Il denaro del figliol prodigo era finito, e lui si era ritrovato nella miseria, mentre non gli sarebbe mancato nulla se avesse voluto continuare a vivere accanto a Suo padre, fiducioso che lui sapeva certo meglio di lui che cosa era buono e giusto per lui.

Ciò che rimane in eterno

Il mondo passa, e questa questione è della massima importanza per ciascuno di noi. Se il mondo deve scomparire e noi, per decreto di Dio, vivere per sempre in un'altra dimensione, è della massima importanza sapere come saremo e dove passeremo l'eternità. La vita in questo mondo è importante, va valorizzata, va vissuta sotto la signoria di Dio in Cristo perché il mondo è di Dio, ma non è tutto, la nostra esistenza non è limitata a questo mondo. Lo stesso Dio che ha creato e regola questo mondo è il Dio il quale ci parla con certezza di altre dimensioni della vita per le quali ci vuole altresì preparare.

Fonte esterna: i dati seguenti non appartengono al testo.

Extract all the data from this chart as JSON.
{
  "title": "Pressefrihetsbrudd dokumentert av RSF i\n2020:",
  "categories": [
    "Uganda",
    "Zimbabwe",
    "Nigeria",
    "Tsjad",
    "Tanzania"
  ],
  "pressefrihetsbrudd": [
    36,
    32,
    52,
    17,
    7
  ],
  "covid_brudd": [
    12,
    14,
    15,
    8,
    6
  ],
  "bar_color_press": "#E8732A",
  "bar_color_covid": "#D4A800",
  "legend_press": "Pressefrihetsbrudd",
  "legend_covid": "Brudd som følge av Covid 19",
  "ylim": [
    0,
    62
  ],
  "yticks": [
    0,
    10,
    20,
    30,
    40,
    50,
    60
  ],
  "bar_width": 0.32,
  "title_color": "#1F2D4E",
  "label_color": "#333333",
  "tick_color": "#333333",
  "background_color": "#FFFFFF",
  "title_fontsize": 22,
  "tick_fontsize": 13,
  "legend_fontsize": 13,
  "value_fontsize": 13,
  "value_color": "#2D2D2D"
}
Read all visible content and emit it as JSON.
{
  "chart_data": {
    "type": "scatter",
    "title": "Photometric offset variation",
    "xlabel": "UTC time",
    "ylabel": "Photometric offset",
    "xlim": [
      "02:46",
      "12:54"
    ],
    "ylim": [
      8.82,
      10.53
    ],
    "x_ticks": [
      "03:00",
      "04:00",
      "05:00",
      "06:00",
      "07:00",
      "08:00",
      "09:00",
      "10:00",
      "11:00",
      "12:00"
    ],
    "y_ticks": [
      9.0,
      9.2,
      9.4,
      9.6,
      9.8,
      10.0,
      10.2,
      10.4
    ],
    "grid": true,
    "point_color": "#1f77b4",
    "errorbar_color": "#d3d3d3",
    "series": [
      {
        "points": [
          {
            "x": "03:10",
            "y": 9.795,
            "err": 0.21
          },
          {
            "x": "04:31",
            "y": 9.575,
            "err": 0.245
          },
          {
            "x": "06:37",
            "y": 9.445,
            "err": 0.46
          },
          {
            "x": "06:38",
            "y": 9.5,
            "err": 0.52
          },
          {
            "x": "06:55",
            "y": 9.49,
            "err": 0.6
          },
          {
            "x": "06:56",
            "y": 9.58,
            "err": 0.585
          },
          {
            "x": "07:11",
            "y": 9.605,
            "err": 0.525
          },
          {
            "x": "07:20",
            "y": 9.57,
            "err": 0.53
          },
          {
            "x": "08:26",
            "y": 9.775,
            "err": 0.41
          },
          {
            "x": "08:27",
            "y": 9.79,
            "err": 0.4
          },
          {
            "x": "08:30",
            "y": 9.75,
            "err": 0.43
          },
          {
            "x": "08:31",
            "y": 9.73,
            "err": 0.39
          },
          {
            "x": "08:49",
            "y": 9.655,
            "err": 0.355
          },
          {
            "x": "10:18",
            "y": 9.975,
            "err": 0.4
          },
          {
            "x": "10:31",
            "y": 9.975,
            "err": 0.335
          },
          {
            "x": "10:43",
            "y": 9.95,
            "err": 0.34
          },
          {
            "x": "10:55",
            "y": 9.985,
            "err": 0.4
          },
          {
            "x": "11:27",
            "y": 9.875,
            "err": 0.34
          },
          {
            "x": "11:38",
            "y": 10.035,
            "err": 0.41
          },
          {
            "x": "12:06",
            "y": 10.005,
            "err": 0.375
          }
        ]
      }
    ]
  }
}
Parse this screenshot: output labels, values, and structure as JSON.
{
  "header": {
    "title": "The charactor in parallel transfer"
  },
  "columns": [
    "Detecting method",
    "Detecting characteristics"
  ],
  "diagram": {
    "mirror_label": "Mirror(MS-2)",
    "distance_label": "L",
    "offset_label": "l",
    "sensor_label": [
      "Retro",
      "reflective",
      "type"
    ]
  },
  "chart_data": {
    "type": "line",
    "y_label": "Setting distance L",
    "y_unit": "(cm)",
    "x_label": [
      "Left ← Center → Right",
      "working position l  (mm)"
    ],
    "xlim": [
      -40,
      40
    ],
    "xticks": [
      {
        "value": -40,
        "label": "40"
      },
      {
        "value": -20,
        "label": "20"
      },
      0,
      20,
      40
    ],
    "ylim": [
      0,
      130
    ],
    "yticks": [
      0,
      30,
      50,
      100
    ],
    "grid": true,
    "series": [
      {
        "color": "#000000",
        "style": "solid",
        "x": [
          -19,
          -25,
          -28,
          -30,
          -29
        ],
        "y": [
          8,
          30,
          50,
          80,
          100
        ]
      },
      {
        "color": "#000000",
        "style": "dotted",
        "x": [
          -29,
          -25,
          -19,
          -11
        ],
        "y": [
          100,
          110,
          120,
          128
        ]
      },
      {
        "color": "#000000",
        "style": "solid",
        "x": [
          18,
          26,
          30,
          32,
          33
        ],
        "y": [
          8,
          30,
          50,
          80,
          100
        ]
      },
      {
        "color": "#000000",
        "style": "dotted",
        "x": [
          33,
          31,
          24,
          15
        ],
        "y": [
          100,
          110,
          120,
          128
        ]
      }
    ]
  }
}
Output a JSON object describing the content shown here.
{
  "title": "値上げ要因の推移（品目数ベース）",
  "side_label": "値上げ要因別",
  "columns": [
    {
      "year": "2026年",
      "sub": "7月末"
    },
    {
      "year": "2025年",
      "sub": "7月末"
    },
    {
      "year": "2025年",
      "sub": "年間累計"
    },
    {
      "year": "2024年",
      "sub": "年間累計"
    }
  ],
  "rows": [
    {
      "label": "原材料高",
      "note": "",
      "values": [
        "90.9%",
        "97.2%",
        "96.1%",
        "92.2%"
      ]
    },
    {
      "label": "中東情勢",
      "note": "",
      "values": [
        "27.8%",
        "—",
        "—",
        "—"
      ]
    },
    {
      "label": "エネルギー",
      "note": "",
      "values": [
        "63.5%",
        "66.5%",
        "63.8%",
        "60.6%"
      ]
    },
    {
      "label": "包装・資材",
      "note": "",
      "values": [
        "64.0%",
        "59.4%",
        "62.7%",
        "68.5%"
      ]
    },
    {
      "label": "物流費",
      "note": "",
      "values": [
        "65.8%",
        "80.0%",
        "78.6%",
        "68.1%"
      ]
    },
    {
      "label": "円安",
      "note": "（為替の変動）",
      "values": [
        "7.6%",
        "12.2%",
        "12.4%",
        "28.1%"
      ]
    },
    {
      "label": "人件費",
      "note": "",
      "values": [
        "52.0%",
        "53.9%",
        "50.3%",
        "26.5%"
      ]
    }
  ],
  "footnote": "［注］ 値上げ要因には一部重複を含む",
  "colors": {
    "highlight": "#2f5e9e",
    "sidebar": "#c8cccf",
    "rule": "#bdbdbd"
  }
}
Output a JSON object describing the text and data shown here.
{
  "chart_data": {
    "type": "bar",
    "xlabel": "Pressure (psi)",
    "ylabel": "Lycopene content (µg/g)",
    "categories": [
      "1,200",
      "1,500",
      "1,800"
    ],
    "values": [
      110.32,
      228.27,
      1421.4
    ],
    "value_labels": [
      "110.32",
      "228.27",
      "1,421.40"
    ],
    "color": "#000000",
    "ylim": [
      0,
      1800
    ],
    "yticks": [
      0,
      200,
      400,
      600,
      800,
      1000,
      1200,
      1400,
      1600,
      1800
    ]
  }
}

Qualcuno sciaguratamente osa affermare "La vita non è che un gioco!". La vita però non è un gioco, è cosa terribilmente seria e guai a colui o colei che la prende alla leggera ignorando la responsabilità che per essa Dio ci affida e la rivelazione di Dio a proposito del nostro destino eterno. Le cose per noi non si metteranno a posto da sole e guai a presumere che Dio alla fine sarà clemente verso di noi, quando abbiamo sempre ignorato la Sua Parola a nostro riguardo. Sarebbe troppo comodo!

Quando il mondo per noi finirà, quando il tempo per noi finirà, quando dovremmo lasciare la tenda che è questo nostro corpo, forse che vagheremo nell'inferno di un'esistenza priva della presenza di Dio, oppure valicheremo le porte della città di Dio, le cui fondamenta sono salde e il cui costruttore è Dio?

Il figlio prodigo, dopo aver sprecato tutte le sue risorse si era trovato in miseria fra i porci, privo anche del minimo indispensabile per una vita decente. Rimpiangeva la casa del padre e si malediva per l'infelice decisione di essersene allontanato. Prima che fosse troppo tardi, però, era "rientrato in sé stesso", si era pentito del suo peccato ed aveva deciso: "MI leverò e andrò da mio padre, e gli dirò: Padre, ho peccato contro il cielo e contro te, non sono più degno di essere chiamato tuo figlio; trattami almeno come uno dei tuoi lavoratori salariati. Egli dunque si levò e andò da suo padre. Ma mentre era ancora lontano, suo padre lo vide e ne ebbe compassione, gli si gettò al collo e lo baciò"10.

Come il figlio prodigo non cerchiamo un'illusoria felicità lontano dal Padre: in Dio abbiamo tuto ciò che ci occorre per una vita soddisfacente. Non sprechiamo le nostre risorse in cose futili e vane: investiamole responsabilmente a vivere il presente secondo la volontà di Dio e nel preparare il nostro eterno futuro. Il nostro testo dice: "Chi fa la volontà di Dio rimane in eterno". Se l'abbiamo già fatto "rientriamo in noi stessi", confessiamo a Dio il nostro peccato e ritorniamo a Lui, che sarà pronto ad accoglierci a braccia aperte. Il mondo passa, il tempo a nostra disposizione finisce. Se viviamo però nella prospettiva di Dio, ogni nostra angoscia e frustrazione scomparirà.

(Paolo Castellina, pred. n. 578 del 30 dicembre 1993. Tutte le citazioni bibliche, salvo diversamente indicato, sono tratte dalla versione "Nuova Diodati", Brindisi 1991).